This article describes how to replace the standard median shown in the Statistics > Below with a median computed on the basis of the ranges in your data.
Technical details
- Median values are calculated in the standard way, based on the values in the raw data. It is sometimes desirable to calculate the median differently for questions whose categories contain ranges of values. Common examples include questions describing income brackets or age ranges. In these cases it is possible to use the values in the ranges to calculate a grouped median. One such calculation is described here. The calculation is designed to work out the relative position within the bracket where the median lies, based on the proportion of the sample in that bracket. This is a different estimate of the median than that provided by assigning mid-point values to each category, which would simply provide the mid-point value for the category in which the median of the data lies (see How to Recode a Variable Using Category Midpoints).
- Create a table with the desired categories shown in the rows. It is best not to include any additional NETs in the table - the rows should describe only those categories which represent unique brackets from which you want to compute medians.
- The table must be a summary table or crosstab and not include a grid question.
- The table should show the STATISTICS > Below > Median.
- Note that it is only appropriate to use this calculation when the rows of the table describe mutually-exclusive categories. The values entered, and the resulting calculation, are not used in any statistical testing.
Method
- Create a Custom Rule on the table of your choice.
- Paste in the following code:
form.setSummary("Grouped medians");
includeWeb("Table JavaScript Utility Functions");
var below_table_exists = belowTableExists();
if (!below_table_exists)
form.ruleNotApplicable("Statistics - Below are not available on this table");
if (below_table.availableStatistics.indexOf("Median") == -1)
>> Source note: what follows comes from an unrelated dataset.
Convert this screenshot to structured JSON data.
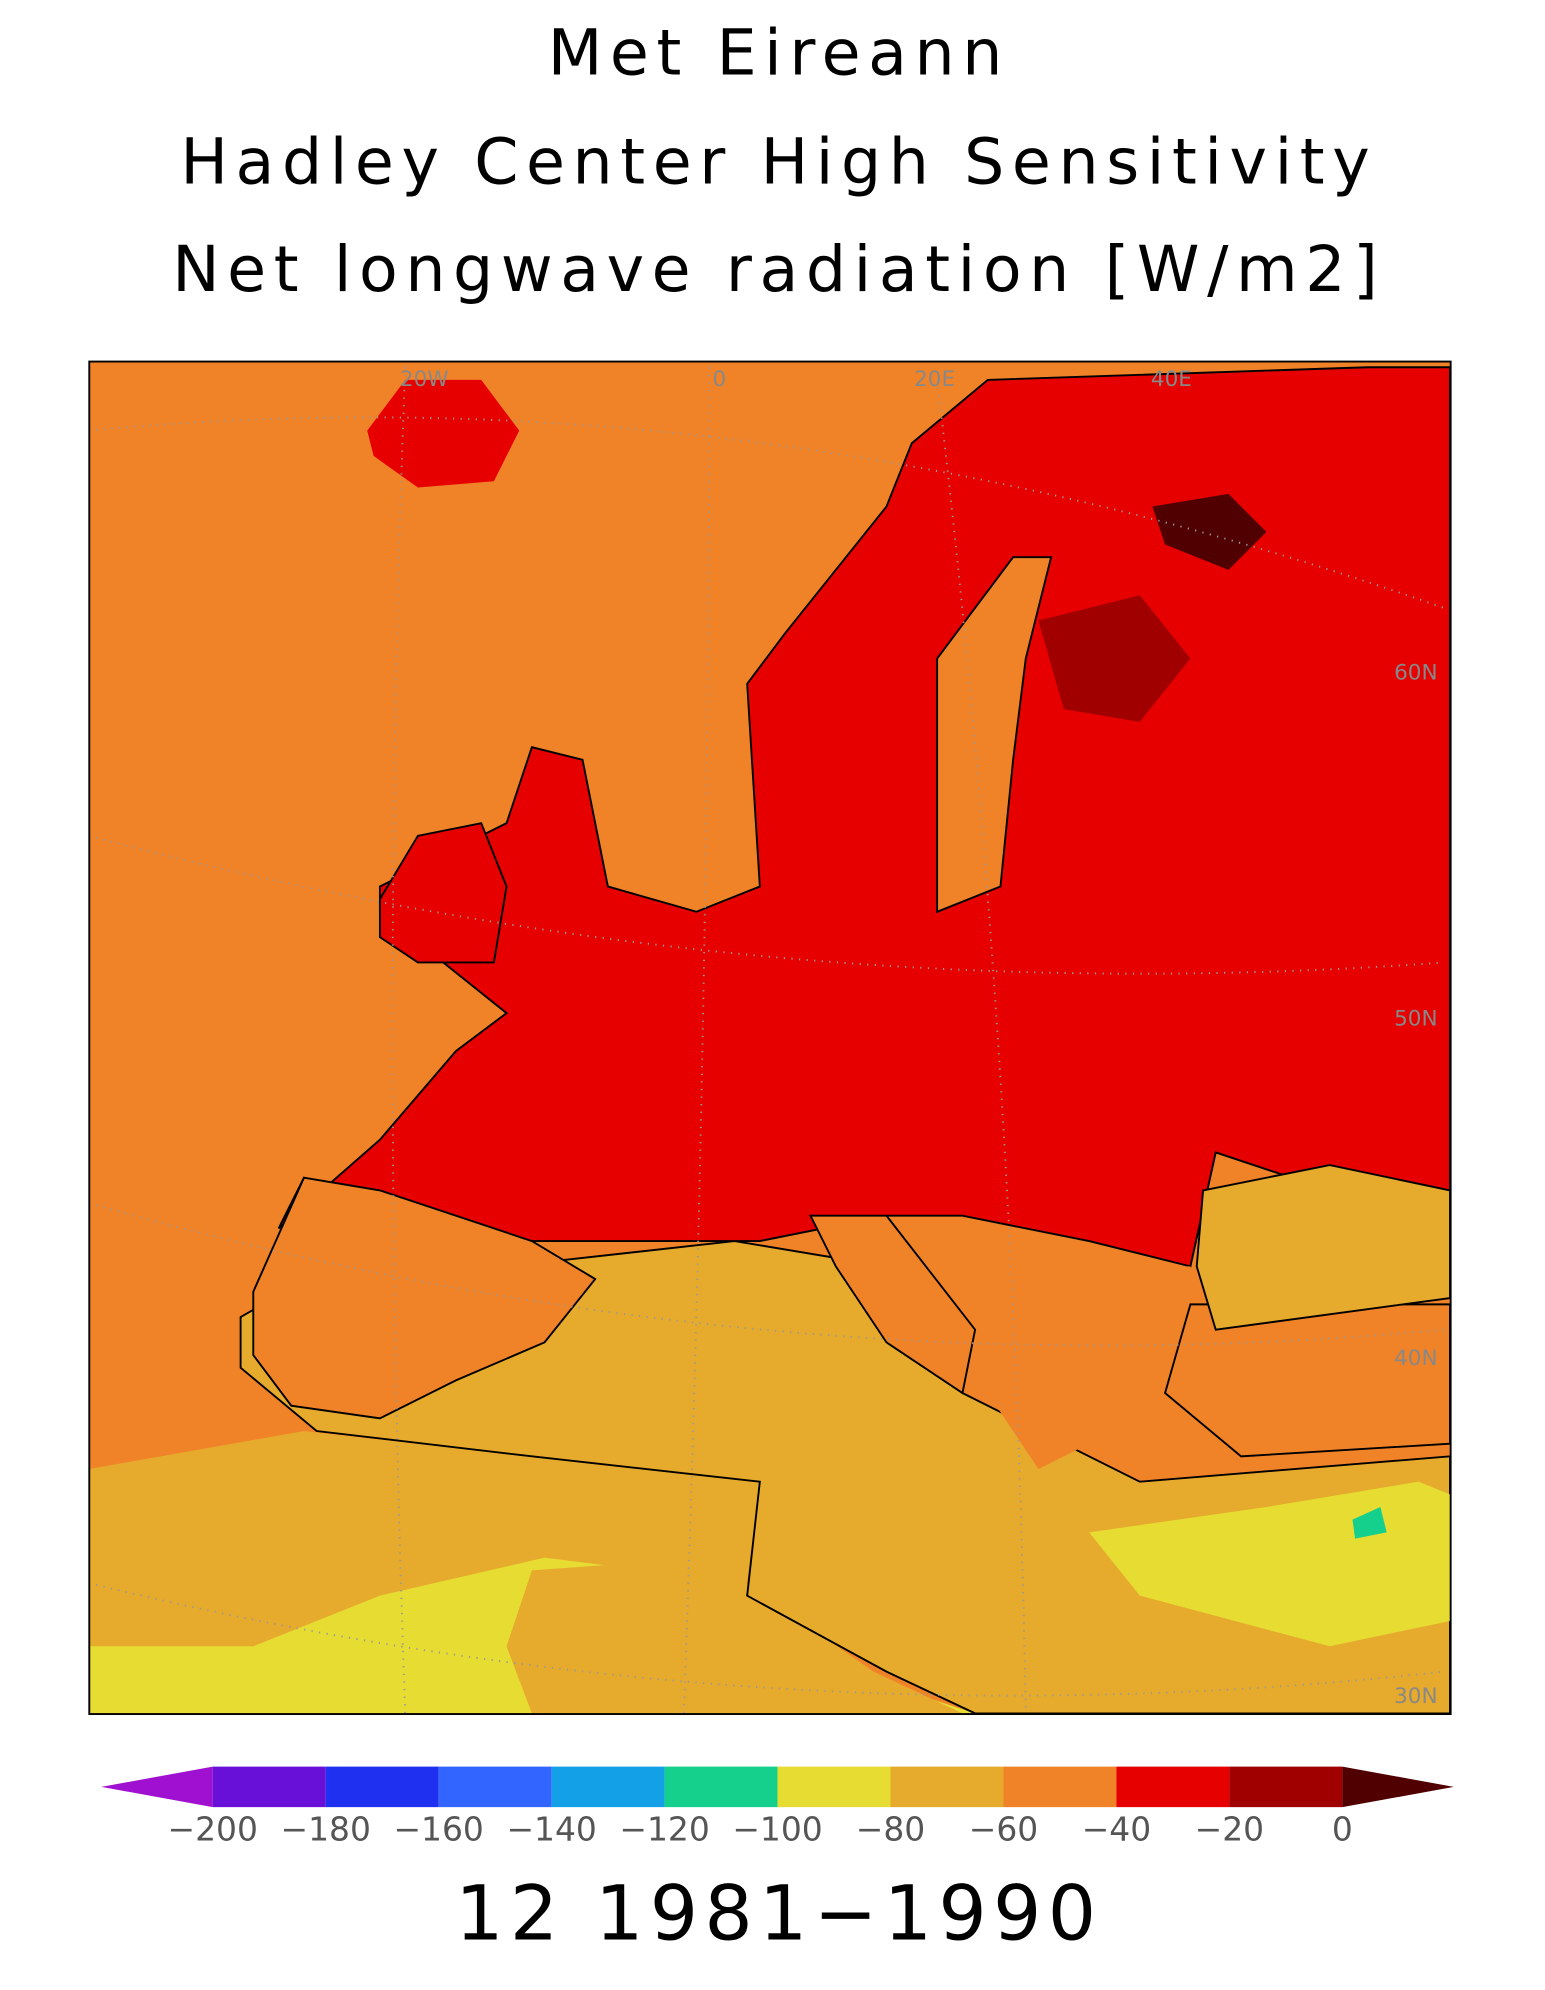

form.ruleNotApplicable("the Median is not available on this table");
if (table.availableStatistics.indexOf("%") == -1 && table.availableStatistics.indexOf("Column %") == -1)
form.ruleNotApplicable("there is no appropriate percentage to use");
var stat_to_use = (table.availableStatistics.indexOf("Column %") != -1) ? "Column %" : "%";
var values = table.get(stat_to_use);
var medians = below_table.get("Median");
var row_labels = table.rowLabels
var controls = [];
var upper_vals = [];
var lower_vals = [];
var net_rows = table.netRows;
var rows_to_include = [];
var r = 0;
for (var row = 0; row < table.numberRows; row++) {
if (net_rows.indexOf(row) == -1) {
var new_row_label = form.newLabel(row_labels[row] + ":");
var new_lower_label = form.newLabel("Lower value");
var new_lower = form.newNumberBox("nl"+r);
var new_upper_label = form.newLabel("Upper value");
var new_upper = form.newNumberBox("nr"+r);
new_upper.lineBreakAfter = true;
controls.push(new_row_label, new_lower_label, new_lower, new_upper_label, new_upper);
form.setInputControls(controls);
upper_vals.push(new_upper.getValue());
lower_vals.push(new_lower.getValue());
rows_to_include.push(row);
r++
}
}
for (var col = 0; col < table.numberColumns; col++) {
var cur_median = NaN;
var cumulative = [];
for (var r = 0; r < rows_to_include.length; r++) {
var row = rows_to_include[r];
var new_cumulative = (r == 0) ? values[row][col] : cumulative[r-1] + values[row][col];
cumulative.push(new_cumulative);
if (new_cumulative > 50) {
var diff = 50 - (r > 0 ? cumulative[r-1] : 0);
var range = upper_vals[r] - lower_vals[r];
var percentage = values[row][col];
cur_median = lower_vals[r] + (diff / percentage) * range;
medians[0][col] = cur_median;
break;
}
}
}
//log(medians);
below_table.set("Median", medians) - Click OK.
- Enter the Lower value and Upper value for each category and click OK.
- Ensure this rule is placed in the first position on the Rules tab to avoid any conflict with other rules. You can re-position the rule by selecting it and dragging up.